PVS-Studio's diagnostic messages:

  • V530 The return value of function 'empty' is required to be utilized. itkpatchbaseddenoisingimagefilter.hxx 85
  • V530 The return value of function 'empty' is required to be utilized. itkpatchbaseddenoisingimagefilter.hxx 86

Due to inattention, the programmer implemented a call of the 'empty()' function instead of 'clear()'. It leads to adding garbage to the cache, so using it becomes dangerous. This bug is hard to find and it can lead to very strange side effects.

Other bugs

There were other bugs, both in ITK and the third-party libraries. But I promised myself to fit the article into 12 pages, while typing it in Microsoft Word. You see, I don't like that my articles tend to grow in size more and more each time. So I have to restrict myself. The reason why articles are getting lengthy is that the PVS-Studio analyzer is learning to find more and more bugs.

It's OK that I haven't described all the suspicious fragments. To be honest, I was just quickly scanning through the report and surely missed much. Don't treat this article as a collection of warnings; instead, I want it to stimulate some of you to start using static analyzers in your work regularly. It will be much better that way, for I cannot possibly check all the programs in the world.

If ITK's authors check their project themselves, it will be much better than making fixes relying on my article. Unfortunately, PVS-Studio generates too many false positives on ITK. The reason is that the code uses a few special macros. Analysis results can be significantly improved through slight customization.
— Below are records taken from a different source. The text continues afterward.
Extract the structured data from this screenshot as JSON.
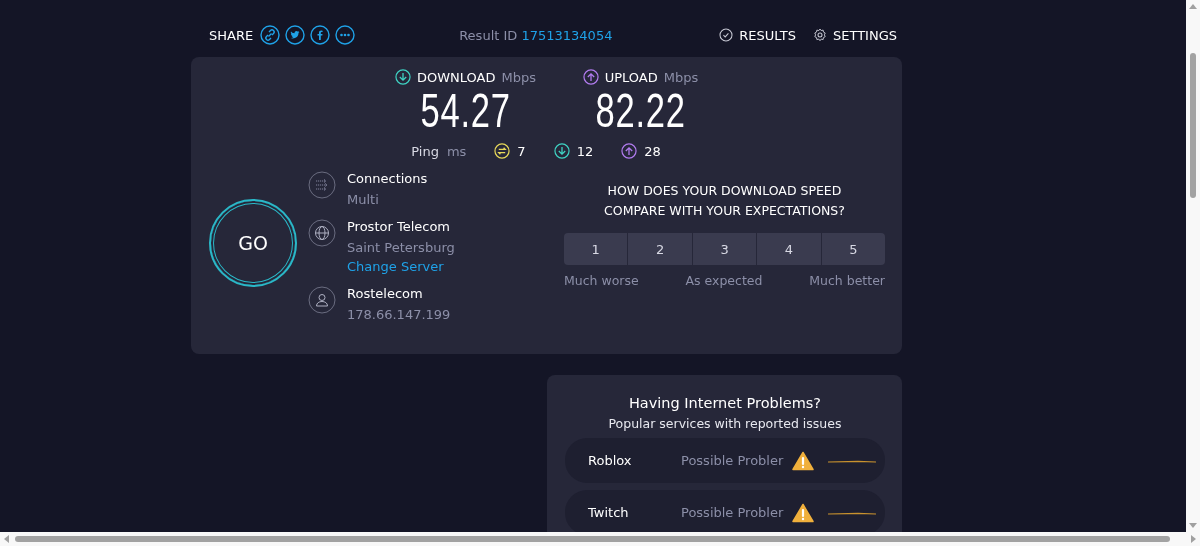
{
  "header": {
    "share_label": "SHARE",
    "share_icons": [
      {
        "kind": "link"
      },
      {
        "kind": "twitter"
      },
      {
        "kind": "facebook"
      },
      {
        "kind": "more"
      }
    ],
    "result_id_label": "Result ID",
    "result_id": "17513134054",
    "nav": [
      {
        "kind": "results",
        "label": "RESULTS"
      },
      {
        "kind": "settings",
        "label": "SETTINGS"
      }
    ]
  },
  "speeds": [
    {
      "kind": "download",
      "label": "DOWNLOAD",
      "unit": "Mbps",
      "value": "54.27"
    },
    {
      "kind": "upload",
      "label": "UPLOAD",
      "unit": "Mbps",
      "value": "82.22"
    }
  ],
  "ping": {
    "label": "Ping",
    "unit": "ms",
    "values": [
      {
        "kind": "idle",
        "value": "7"
      },
      {
        "kind": "download",
        "value": "12"
      },
      {
        "kind": "upload",
        "value": "28"
      }
    ]
  },
  "go_button": "GO",
  "info": [
    {
      "kind": "connections",
      "title": "Connections",
      "detail": "Multi"
    },
    {
      "kind": "server",
      "title": "Prostor Telecom",
      "detail": "Saint Petersburg",
      "link": "Change Server"
    },
    {
      "kind": "isp",
      "title": "Rostelecom",
      "detail": "178.66.147.199"
    }
  ],
  "survey": {
    "question": "HOW DOES YOUR DOWNLOAD SPEED COMPARE WITH YOUR EXPECTATIONS?",
    "options": [
      "1",
      "2",
      "3",
      "4",
      "5"
    ],
    "scale_labels": [
      "Much worse",
      "As expected",
      "Much better"
    ]
  },
  "problems": {
    "title": "Having Internet Problems?",
    "subtitle": "Popular services with reported issues",
    "services": [
      {
        "name": "Roblox",
        "status": "Possible Probler"
      },
      {
        "name": "Twitch",
        "status": "Possible Probler"
      }
    ]
  }
}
If necessary, ask me for advice, I'll be glad to help you.

Conclusion

Dear readers, please remember that one-time checks by static analyzers give you just a small benefit. Only using them regularly will truly help you save your time. This idea is discussed in detail in the post "Leo Tolstoy and static code analysis".

May your programs and libraries stay bugless!